Voces8 is a group of young singers, comprising two sopranos, two counter-tenors, two tenors, a baritone and a bass. The ensemble was founded as long ago as 2003 and has several previous recordings to its credit but this is the first time I’ve heard them. On the evidence of this disc I think I’d describe them, for ease of reference, as akin to a mixed-voice version of The King’s Singers. Certainly, like that ensemble, they offer polished and well-nigh flawless singing. The tone, however, seems rather ‘white’; frequently I found myself longing for a bit less studied technical perfection and a bit more by way of grit and feeling; much of this disc seems too
smooth and effortless.
Once in Royal David’s City
opens the proceedings. To my ears the chosen speed is desperately slow – only three verses are sung – and the singing seems self-consciously moulded. The close harmonies of Thomas Hewitt Jones’ arrangement in the final verse seem a bit overdone to me. There are three arrangements by Jim Clements. His way with Away in a Manger
is too sweet and sentimental, I feel. The arrangement of I Wonder as I Wander
is nice though I do wonder if it’s too sophisticated for such a simple piece; the arrangement rather over-wraps the music.
On the other hand the Magnificat by Praetorius comes off rather well. The music is nicely paced and the parts are flawlessly balanced. We hear more Praetorius later in the programme. Voces8 inject some welcome vigour into his setting of In Dulci Jubilo
and I couldn’t help but note that they managed this without sacrificing any of their perfection of ensemble; if only they had ‘let go’ like this in a few more items – including some of the slower ones. Eventually I decided to make a comparison and played their performance of Mouton’s exquisite, timeless Nesciens Mater
, following it up with a recent recording of the same piece by The Tallis Scholars (review
). The Voces8 performance hasn’t a hair out of place and their singing is expertly controlled. Heard in isolation it’s pretty good, if a little soulless.
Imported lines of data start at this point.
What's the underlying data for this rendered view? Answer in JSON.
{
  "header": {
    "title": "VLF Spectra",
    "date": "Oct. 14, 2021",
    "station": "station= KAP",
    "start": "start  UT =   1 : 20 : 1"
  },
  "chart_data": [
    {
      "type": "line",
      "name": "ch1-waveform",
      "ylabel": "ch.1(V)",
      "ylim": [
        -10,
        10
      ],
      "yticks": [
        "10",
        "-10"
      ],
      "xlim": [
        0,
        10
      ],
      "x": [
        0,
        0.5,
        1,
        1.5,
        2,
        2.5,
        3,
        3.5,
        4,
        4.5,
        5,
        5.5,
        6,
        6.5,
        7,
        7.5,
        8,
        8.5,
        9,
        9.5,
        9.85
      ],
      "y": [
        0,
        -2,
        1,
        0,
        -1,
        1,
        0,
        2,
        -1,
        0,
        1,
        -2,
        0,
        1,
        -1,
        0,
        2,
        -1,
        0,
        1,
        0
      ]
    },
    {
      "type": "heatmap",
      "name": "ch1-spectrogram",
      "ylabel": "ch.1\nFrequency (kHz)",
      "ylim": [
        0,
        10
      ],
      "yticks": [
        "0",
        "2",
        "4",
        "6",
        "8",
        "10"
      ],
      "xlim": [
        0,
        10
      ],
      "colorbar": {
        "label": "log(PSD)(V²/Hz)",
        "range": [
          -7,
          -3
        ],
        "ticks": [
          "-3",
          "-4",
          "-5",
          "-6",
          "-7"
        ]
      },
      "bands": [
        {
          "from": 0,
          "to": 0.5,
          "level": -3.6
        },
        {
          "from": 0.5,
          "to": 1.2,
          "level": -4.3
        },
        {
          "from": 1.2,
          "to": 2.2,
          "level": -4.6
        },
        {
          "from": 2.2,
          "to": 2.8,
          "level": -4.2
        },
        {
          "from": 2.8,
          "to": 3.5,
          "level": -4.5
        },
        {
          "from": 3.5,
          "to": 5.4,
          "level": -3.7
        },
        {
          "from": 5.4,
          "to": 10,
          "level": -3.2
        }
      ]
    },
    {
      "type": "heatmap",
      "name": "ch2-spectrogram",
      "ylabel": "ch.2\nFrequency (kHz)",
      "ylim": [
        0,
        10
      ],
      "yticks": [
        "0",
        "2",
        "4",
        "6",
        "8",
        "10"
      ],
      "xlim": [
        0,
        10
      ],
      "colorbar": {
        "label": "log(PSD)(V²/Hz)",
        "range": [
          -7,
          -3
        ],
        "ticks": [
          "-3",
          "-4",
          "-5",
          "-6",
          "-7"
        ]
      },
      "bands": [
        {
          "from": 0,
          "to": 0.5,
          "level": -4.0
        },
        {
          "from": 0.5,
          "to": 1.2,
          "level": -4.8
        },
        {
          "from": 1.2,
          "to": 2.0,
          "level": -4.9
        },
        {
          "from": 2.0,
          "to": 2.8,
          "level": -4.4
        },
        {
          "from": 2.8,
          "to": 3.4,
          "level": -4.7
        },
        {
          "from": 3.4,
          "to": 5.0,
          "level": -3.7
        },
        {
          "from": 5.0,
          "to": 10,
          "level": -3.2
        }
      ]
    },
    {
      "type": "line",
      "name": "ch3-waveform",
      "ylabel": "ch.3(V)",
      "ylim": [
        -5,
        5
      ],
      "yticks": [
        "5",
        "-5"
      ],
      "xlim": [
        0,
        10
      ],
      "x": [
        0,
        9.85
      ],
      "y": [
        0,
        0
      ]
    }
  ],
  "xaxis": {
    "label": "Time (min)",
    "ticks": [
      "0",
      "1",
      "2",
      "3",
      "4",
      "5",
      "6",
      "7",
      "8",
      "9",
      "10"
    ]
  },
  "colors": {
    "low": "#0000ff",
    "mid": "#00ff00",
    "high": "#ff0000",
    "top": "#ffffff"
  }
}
However, turn to The Tallis Scholars and it’s easy to hear what’s missing from Voces8. For one thing The Tallis Scholars, also fielding eight singers, produce a richer sound. More than that, however, there’s more warmth and expression in their performance; you feel the phrases are leading somewhere and not just being delivered as perfectly as possible. For me, the choice is clear. In fairness, however, I ought to say that I played both recordings ‘blind’ to my wife and she preferred the Voces8 performance.
There are a few pieces that one usually hears sung by larger ensembles. One such is the Górecki. This is taken at a fairly fleet speed and I have to say that hearing it at this pace and sung by just eight singers rather diminishes the piece despite the technically flawless singing. To be sure, the small forces and perfect balance mean that every detail of Górecki’s piece can be heard clearly but I feel one pays a price for this clarity. The two Poulenc Christmas motets also benefit from the clarity in that every strand of Poulenc’s textures and every little harmonic quirk emerge probably more clearly than one has ever heard before. However, I’m not sure that the spirit of the music is properly conveyed.
In summary, these performances offer expert singing. However, in the booklet we are told that the programme “was conceived as a heart-warming selection of the ensemble’s favourite season
al music.” With the best will in the world I struggle to discern much in the singing that is “heart-warming”, despite its polish and technical accomplishment. The booklet itself I would describe as a “Designer product”. In particular, while I welcome the provision of texts these are printed in blue on a black background, which doesn’t make it very easy to read them. This disc may well appeal to some collectors but not to me, I’m afraid.